La cosa che mi sconvolge è che la tua voce assomiglia alla tua scrittura.
– Scendi.
Tutto qui, hai detto solo “scendi”. Ma è un ordine sufficiente a spazzare via la ribellione e a restituirmi la voglia del gioco. Sono un’altalena di emozioni tra desiderio e paura. Ma non c’è tempo per pensare perché sei uscito dall’auto e ora mi stai aprendo la portiera (galante), mi prendi la mano e fai attenzione che non batta la testa nel montante.
Queste piccole attenzioni mi aiutano a non pensare che sono sul bordo di una strada statale con una benda di seta sugli occhi e in compagnia di un uomo sconosciuto.
Ti seguo docile e in una mezza dozzina di passi arriviamo, credo, davanti all’auto, attraverso i sottili spiragli della benda vedo il chiarore dei fari sull’asfalto. Posso anche scorgere le punte delle mie scarpe, nere come i miei capelli, come il vestito.
E come il perizoma sottile che mi hai fatto trovare in un negozio di intimo vicino a casa mia qualche giorno fa. Una sorpresa che era in qualche modo una promessa.
– Toglietelo -, comandi.
E non mi stupisce più che tu stia parlando dello stesso perizoma a cui stavo pensando io, e nemmeno che non ci sia stato bisogno di precisare che cosa dovessi togliere, per te, sulla corsia di emergenza di una statale, nel cerchio luminoso disegnato dai fari.
Semplicemente, come se la benda che toglie a me la vista la oscurasse anche a ogni altro passante, o come se quella benda avesse il potere di velarmi anche la coscienza, faccio scivolare molto lentamente le mani sotto la gonna, la sollevo fino quasi al bacino, infilo le dita sotto l’elastico e abbasso il perizoma lungo le gambe.

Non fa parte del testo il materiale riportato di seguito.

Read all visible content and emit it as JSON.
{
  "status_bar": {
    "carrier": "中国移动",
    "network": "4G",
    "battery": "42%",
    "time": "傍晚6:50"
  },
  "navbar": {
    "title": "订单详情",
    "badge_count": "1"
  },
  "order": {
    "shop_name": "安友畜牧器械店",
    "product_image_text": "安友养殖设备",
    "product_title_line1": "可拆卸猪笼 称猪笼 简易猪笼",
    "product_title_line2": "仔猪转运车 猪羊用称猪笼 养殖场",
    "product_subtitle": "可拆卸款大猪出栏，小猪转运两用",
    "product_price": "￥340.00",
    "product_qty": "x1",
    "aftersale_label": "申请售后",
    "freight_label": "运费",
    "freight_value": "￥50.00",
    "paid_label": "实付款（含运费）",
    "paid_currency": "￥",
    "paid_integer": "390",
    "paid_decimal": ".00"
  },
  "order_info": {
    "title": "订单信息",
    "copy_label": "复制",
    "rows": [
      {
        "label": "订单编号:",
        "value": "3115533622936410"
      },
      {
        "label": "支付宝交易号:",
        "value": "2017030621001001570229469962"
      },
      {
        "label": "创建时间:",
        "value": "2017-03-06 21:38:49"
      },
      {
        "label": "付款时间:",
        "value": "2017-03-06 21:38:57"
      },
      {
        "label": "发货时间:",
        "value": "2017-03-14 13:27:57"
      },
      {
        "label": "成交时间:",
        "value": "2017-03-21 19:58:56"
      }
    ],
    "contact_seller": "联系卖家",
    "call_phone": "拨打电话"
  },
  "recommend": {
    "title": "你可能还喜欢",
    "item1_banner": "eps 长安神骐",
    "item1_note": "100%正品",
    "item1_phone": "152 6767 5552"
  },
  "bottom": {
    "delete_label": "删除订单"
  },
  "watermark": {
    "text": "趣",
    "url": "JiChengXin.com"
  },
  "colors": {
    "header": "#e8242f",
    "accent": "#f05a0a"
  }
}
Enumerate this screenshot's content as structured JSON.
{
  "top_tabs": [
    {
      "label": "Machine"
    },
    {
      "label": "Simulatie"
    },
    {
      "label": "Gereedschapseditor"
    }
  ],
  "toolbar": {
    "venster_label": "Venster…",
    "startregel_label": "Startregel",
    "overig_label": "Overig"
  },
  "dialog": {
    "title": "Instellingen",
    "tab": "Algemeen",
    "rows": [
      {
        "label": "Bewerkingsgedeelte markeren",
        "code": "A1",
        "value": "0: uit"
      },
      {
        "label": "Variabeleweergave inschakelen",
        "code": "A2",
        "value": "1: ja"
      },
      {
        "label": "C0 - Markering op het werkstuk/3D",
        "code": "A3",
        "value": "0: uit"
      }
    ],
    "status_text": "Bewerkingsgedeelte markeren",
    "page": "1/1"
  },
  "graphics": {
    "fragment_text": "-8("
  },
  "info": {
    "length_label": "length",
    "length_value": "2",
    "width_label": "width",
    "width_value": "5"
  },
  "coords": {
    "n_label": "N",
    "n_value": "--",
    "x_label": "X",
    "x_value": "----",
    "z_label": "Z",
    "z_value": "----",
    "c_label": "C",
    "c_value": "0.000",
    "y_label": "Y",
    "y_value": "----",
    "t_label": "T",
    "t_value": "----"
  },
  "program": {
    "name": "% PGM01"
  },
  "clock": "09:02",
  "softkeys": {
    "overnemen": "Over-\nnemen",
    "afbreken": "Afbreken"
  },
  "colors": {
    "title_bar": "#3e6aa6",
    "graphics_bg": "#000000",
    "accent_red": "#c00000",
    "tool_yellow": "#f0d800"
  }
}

Ho gambe lunghe e affusolate. Sono sempre state uno dei miei punti di forza insieme al sedere. Lo so, e so come valorizzarle.
Provo gusto nell’alzare prima un piede poi l’altro, appoggiandomi alla tua spalla che per la prima volta sento, muscolosa e magra, sotto la mia mano. L’aria della sera mi risale sotto la gonna, mi accarezza la pelle.
Sfilo il triangolo nero di raso e lo tengo in mano, porgendolo all’oscurità.
Come se avessi dimenticato un dettaglio, continui.
– Annusalo.
Eseguo e sento nelle narici l’odore della mia eccitazione. Sono dolce e profumata. Sono già pronta per te.
Mi accorgo ora di quanto sono già bagnata. Vorrei essere scopata qui, adesso, sul cofano. Sarei pronta a qualsiasi eccesso. Invece, cambi di nuovo ritmo.
– Così va meglio, dici calmo prendendo il perizoma dalle mie dita.
Se non sbaglio, hai esitato un attimo stringendo la mia mano.
Un camion suona, e poi tira dritto.
La seconda parte del viaggio prosegue in tono decisamente diverso: sei loquace, gentile. Trovi il modo di dirmi quanto sei grato che io abbia accettato la tua proposta, e di come sei contento che finalmente ci possiamo conoscere.
– Anche se, certo, per ora la conoscenza è un po’ unilaterale -, sottolinei appoggiandomi una mano sulla coscia e spingendola con decisione verso l’inguine.
Ho un sussulto e ti assecondo.
Una cosa che mi fa impazzire in un uomo è quando lo vedo cambiare improvvisamente registro: da serio e compassato a eccitato e animale, per esempio. Mi ricorda i temporali estivi che possono arrivare di colpo in una giornata di sole. Tu, in questo, devi essere un maestro.
Ti sento premere sull’acceleratore. Sono spinta indietro e per reazione allungo le gambe. Tu ne approfitti per farmele aprire. Scarti a sinistra, probabilmente per un sorpasso, e sento il bacino sbandare mentre rido eccitata realizzando di avere le cosce spalancate e il sesso completamente offerto.
La tua mano se ne serve con cupidigia: hai appoggiato il palmo sul monte di Venere e con le dita mi allarghi le labbra. Sai bene di trovarmi pronta. Lo sono da quando mi hai fatto spogliare davanti all’auto, lo sono anzi da quando mi hai baciata, e lo ero anche prima, quando ti ho sentito salire a bordo.
Ci sono torture e torture. Per me una tortura molto piacevole è rimandare il più possibile l’orgasmo.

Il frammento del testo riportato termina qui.